A notre école de prière, mercredi dernier, j’ai parlé de la prière de Jésus sur la Croix tirée du psaume 22 : « Mon Dieu, mon Dieu, pourquoi m'as-tu abandonné ? ». Je voudrais à présent continuer de méditer sur la prière de Jésus sur la croix, à l’approche de sa mort, je voudrais m’arrêter aujourd’hui sur le récit que nous rencontrons dans l’Evangile de saint Luc. L’évangéliste nous a transmis trois paroles de Jésus sur la croix, dont deux — la première et la troisième — sont des prières adressées de façon explicite au Père. La deuxième, en revanche, est constituée par la promesse faite à celui appelé le bon larron, crucifié avec Lui; en effet, répondant à la prière du larron, Jésus le rassure : « Amen, je te le déclare : aujourd'hui, avec moi, tu seras dans le Paradis » (
Lc 23,43). Dans le récit de Luc, se mêlent ainsi de façon suggestive les deux prières que Jésus mourant adresse au Père et la supplique qui lui est adressée par le pécheur repenti. Jésus invoque le Père et écoute la prière de cet homme qui est souvent appelé latro poenitens, « le larron repenti ».

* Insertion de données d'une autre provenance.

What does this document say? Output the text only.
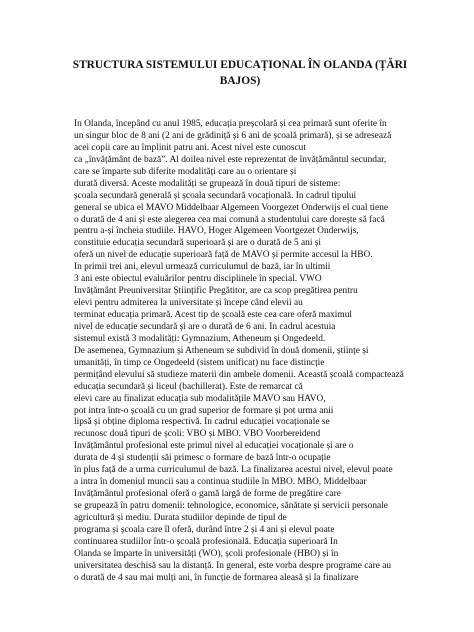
STRUCTURA SISTEMULUI EDUCAȚIONAL ÎN OLANDA (ȚĂRI BAJOS)
În Olanda, începând cu anul 1985, educația preșcolară și cea primară sunt oferite în
un singur bloc de 8 ani (2 ani de grădiniță și 6 ani de școală primară), și se adresează
acei copii care au împlinit patru ani. Acest nivel este cunoscut
ca „învățământ de bază”. Al doilea nivel este reprezentat de învățământul secundar,
care se împarte sub diferite modalități care au o orientare și
durată diversă. Aceste modalități se grupează în două tipuri de sisteme:
școala secundară generală și școala secundară vocațională. În cadrul tipului
general se ubica el MAVO Middelbaar Algemeen Voorgezet Onderwijs el cual tiene
o durată de 4 ani și este alegerea cea mai comună a studentului care dorește să facă
pentru a-și încheia studiile. HAVO, Hoger Algemeen Voortgezet Onderwijs,
constituie educația secundară superioară și are o durată de 5 ani și
oferă un nivel de educație superioară față de MAVO și permite accesul la HBO.
În primii trei ani, elevul urmează curriculumul de bază, iar în ultimii
3 ani este obiectul evaluărilor pentru disciplinele în special. VWO
Învățământ Preuniversitar Științific Pregătitor, are ca scop pregătirea pentru
elevi pentru admiterea la universitate și începe când elevii au
terminat educația primară. Acest tip de școală este cea care oferă maximul
nivel de educație secundară și are o durată de 6 ani. În cadrul acestuia
sistemul există 3 modalități: Gymnazium, Atheneum și Ongedeeld.
De asemenea, Gymnazium și Atheneum se subdivid în două domenii, științe și
umanități, în timp ce Ongedeeld (sistem unificat) nu face distincție
permițând elevului să studieze materii din ambele domenii. Această școală compactează
educația secundară și liceul (bachillerat). Este de remarcat că
elevi care au finalizat educația sub modalitățile MAVO sau HAVO,
pot intra într-o școală cu un grad superior de formare și pot urma anii
lipsă și obține diploma respectivă. În cadrul educației vocaționale se
recunosc două tipuri de școli: VBO și MBO. VBO Voorbereidend
Învățământul profesional este primul nivel al educației vocaționale și are o
durata de 4 și studenții săi primesc o formare de bază într-o ocupație
în plus față de a urma curriculumul de bază. La finalizarea acestui nivel, elevul poate
a intra în domeniul muncii sau a continua studiile în MBO. MBO, Middelbaar
Învățământul profesional oferă o gamă largă de forme de pregătire care
se grupează în patru domenii: tehnologice, economice, sănătate și servicii personale
agricultură și mediu. Durata studiilor depinde de tipul de
programa și școala care îl oferă, durând între 2 și 4 ani și elevul poate
continuarea studiilor într-o școală profesională. Educația superioară În
Olanda se împarte în universități (WO), școli profesionale (HBO) și în
universitatea deschisă sau la distanță. În general, este vorba despre programe care au
o durată de 4 sau mai mulți ani, în funcție de formarea aleasă și la finalizare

Arrêtons-nous sur ces trois prières de Jésus. Il prononce la première immédiatement après avoir été cloué sur la croix, tandis que les soldats se partagent ses vêtements comme triste récompense de leur service. Dans un certain sens, c’est par ce geste que se conclut l’épisode de la crucifixion. Saint Luc écrit : « Lorsqu'on fut arrivé au lieu dit Le Crâne, ou Calvaire, on mit Jésus en croix, avec les deux malfaiteurs, l'un à droite et l'autre à gauche. Jésus disait : “Père, pardonne-leur: ils ne savent pas ce qu'ils font”. Ils partagèrent ses vêtements et les tirèrent au sort » (23, 33-34). La première prière que Jésus adresse au Père est d’intercession: il demande le pardon pour ses bourreaux. Par cela, Jésus accomplit en première personne ce qu’il avait enseigné dans le discours de la montagne, lorsqu’il avait dit : « Je vous le dis, à vous qui m'écoutez : Aimez vos ennemis, faites du bien à ceux qui vous haïssent » (Lc 6,27) et qu’il avait également promis à ceux qui savent pardonner : « Alors votre récompense sera grande, et vous serez les fils du Dieu très-haut » (v. 35). A présent, sur la croix, non seulement il pardonne ses bourreaux, mais il s’adresse directement au Père en intercédant en leur faveur.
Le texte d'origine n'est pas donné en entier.